Computational Analysis and Characterization of the UTA 1.6 MW Arc-Heated Wind Tunnel Facility

Abstract

The present work focuses on a Computational Fluid Dynamics (CFD) investigation of the high-enthalpy flow produced by the 1.6 MW arc-heated wind tunnel facility of the University of Texas at Arlington. The numerical analysis is complementing a parallel experimental campaign dedicated to the aerothermodynamic characterization of the archeated plume originated by a nominal M=1.8 conical nozzle that has been used for the screening of candidate reusable C-C/SiC based materials for thermal protection system (TPS) applications.

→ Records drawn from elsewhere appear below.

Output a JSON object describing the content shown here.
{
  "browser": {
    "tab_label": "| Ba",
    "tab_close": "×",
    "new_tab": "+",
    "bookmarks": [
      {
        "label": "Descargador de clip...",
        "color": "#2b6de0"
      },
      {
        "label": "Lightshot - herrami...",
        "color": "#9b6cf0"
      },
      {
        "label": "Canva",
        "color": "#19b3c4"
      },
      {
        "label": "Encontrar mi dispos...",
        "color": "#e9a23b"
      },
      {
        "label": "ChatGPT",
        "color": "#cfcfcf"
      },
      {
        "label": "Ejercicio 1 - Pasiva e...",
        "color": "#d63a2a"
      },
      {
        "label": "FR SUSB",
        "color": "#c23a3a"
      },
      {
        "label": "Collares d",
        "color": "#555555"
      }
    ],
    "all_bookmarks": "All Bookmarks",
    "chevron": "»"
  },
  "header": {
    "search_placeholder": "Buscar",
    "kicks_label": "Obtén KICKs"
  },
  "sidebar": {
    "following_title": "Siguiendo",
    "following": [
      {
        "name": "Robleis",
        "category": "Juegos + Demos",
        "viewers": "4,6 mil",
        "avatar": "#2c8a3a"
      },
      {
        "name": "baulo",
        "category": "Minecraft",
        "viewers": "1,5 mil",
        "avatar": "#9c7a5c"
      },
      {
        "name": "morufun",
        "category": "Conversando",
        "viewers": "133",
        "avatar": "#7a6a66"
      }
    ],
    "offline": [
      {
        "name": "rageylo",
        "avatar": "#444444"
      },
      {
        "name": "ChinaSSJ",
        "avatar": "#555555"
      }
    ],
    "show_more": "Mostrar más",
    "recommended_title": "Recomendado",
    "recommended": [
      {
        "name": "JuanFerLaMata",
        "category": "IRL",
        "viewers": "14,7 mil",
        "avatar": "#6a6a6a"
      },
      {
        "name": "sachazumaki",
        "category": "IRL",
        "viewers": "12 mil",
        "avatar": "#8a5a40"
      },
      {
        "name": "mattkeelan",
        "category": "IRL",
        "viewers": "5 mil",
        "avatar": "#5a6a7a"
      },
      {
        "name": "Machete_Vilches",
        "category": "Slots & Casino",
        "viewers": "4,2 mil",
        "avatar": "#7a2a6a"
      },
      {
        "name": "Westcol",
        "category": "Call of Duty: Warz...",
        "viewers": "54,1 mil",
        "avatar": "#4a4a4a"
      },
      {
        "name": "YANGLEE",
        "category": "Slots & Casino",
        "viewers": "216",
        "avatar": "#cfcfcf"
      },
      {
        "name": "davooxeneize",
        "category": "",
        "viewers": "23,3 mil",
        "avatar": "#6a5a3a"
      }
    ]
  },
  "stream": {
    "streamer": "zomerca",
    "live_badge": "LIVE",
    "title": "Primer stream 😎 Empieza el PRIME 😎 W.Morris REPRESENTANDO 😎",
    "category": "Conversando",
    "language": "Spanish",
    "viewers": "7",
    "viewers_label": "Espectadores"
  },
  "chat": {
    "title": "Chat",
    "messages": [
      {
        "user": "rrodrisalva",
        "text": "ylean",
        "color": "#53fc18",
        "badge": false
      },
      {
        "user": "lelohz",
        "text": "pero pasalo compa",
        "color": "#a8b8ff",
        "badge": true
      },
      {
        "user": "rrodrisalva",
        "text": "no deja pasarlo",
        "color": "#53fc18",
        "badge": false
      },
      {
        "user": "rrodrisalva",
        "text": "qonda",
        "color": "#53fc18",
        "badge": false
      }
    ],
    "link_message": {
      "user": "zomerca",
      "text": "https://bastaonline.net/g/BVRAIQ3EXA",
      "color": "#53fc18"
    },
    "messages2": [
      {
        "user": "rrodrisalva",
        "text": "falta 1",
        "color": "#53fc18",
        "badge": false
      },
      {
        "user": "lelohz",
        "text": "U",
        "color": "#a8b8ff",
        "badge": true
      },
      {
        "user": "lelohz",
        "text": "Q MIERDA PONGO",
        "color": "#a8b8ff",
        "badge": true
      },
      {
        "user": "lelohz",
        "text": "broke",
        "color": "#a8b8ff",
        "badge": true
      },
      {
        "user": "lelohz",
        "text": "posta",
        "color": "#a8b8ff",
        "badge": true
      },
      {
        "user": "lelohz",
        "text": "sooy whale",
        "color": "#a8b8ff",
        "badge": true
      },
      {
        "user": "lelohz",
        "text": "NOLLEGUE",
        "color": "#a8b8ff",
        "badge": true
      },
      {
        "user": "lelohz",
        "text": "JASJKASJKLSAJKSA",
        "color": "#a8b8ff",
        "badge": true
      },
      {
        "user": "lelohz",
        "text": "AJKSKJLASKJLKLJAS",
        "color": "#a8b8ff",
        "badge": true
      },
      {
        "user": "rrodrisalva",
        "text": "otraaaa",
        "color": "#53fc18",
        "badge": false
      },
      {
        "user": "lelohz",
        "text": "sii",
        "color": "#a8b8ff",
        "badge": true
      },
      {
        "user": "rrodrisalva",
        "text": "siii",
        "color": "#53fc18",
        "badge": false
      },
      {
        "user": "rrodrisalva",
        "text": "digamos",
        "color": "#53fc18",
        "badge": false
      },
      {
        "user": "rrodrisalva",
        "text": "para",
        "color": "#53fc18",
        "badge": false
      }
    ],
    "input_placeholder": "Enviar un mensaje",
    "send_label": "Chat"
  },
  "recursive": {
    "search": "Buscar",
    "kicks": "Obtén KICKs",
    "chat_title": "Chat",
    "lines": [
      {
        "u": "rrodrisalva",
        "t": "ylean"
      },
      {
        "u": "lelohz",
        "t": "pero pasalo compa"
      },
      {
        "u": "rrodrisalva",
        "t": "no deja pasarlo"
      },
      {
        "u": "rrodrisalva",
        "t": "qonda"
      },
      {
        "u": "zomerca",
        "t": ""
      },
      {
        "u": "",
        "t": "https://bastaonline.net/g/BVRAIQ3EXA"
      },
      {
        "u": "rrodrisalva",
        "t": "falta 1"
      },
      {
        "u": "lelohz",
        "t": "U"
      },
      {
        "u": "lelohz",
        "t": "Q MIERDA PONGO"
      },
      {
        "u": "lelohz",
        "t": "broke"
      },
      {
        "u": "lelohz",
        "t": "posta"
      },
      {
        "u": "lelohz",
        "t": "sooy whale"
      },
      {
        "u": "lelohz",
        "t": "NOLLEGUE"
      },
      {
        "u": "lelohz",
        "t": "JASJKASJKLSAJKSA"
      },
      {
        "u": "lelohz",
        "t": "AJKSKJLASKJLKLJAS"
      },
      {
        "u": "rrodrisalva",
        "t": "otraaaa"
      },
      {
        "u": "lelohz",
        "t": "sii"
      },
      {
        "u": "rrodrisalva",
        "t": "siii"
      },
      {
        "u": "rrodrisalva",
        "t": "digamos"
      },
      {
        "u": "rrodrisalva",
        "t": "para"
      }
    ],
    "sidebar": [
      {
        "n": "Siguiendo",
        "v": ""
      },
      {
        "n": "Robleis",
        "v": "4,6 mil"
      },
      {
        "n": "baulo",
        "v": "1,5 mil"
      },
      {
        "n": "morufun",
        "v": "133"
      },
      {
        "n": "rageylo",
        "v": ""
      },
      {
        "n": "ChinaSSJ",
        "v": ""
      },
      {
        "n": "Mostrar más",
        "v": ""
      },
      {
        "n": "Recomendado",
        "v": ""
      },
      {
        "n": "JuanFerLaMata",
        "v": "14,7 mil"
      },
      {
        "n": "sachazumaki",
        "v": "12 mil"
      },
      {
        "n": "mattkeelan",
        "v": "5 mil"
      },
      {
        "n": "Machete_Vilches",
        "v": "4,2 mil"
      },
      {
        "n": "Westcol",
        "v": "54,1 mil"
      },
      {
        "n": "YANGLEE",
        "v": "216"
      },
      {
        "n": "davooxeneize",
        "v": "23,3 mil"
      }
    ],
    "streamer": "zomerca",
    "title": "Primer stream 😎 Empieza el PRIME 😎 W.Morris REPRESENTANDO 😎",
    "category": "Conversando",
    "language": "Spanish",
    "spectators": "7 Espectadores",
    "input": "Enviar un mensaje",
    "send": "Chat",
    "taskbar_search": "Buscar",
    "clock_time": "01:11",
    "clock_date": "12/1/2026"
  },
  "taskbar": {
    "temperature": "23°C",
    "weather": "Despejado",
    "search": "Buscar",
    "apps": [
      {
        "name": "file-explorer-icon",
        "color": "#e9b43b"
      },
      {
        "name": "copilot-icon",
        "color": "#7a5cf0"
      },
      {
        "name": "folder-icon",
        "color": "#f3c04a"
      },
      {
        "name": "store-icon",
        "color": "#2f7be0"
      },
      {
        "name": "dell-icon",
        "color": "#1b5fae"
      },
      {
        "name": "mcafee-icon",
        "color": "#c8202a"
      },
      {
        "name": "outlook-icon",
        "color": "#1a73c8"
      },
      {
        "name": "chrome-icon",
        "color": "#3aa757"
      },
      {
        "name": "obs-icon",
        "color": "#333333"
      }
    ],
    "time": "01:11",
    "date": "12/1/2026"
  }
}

Due to dramatic changes in the thermo-mechanical response of the TPS when specific conditions of temperature, species composition, and pressure are reached, the knowledge of the flow conditions at the nozzle’s exit is an essential element for the identification of appropriate test conditions during the design of the experiment first, and the interpretation of the results later. Vibrational and chemical non-equilibrium conditions must be considered in the high-temperature nozzle flow when the characteristic times for the chemical reactions and vibrational energy are comparable to the characteristic flow time. The Navier-Stokes equations are solved with the implicit finite volume density-based solver of the commercially available CFD code Fluent. To solve the species equations two separate chemical kinetics models, the Park and Gupta models, are implemented in order to compare their results and performance in the current facility characterization. From the numerical characterization of the nozzle flow, new facility performance envelopes have been generated providing analytical correlations between the relevant aerothermodynamic parameters at the nozzle exit plane and the input facility operation conditions.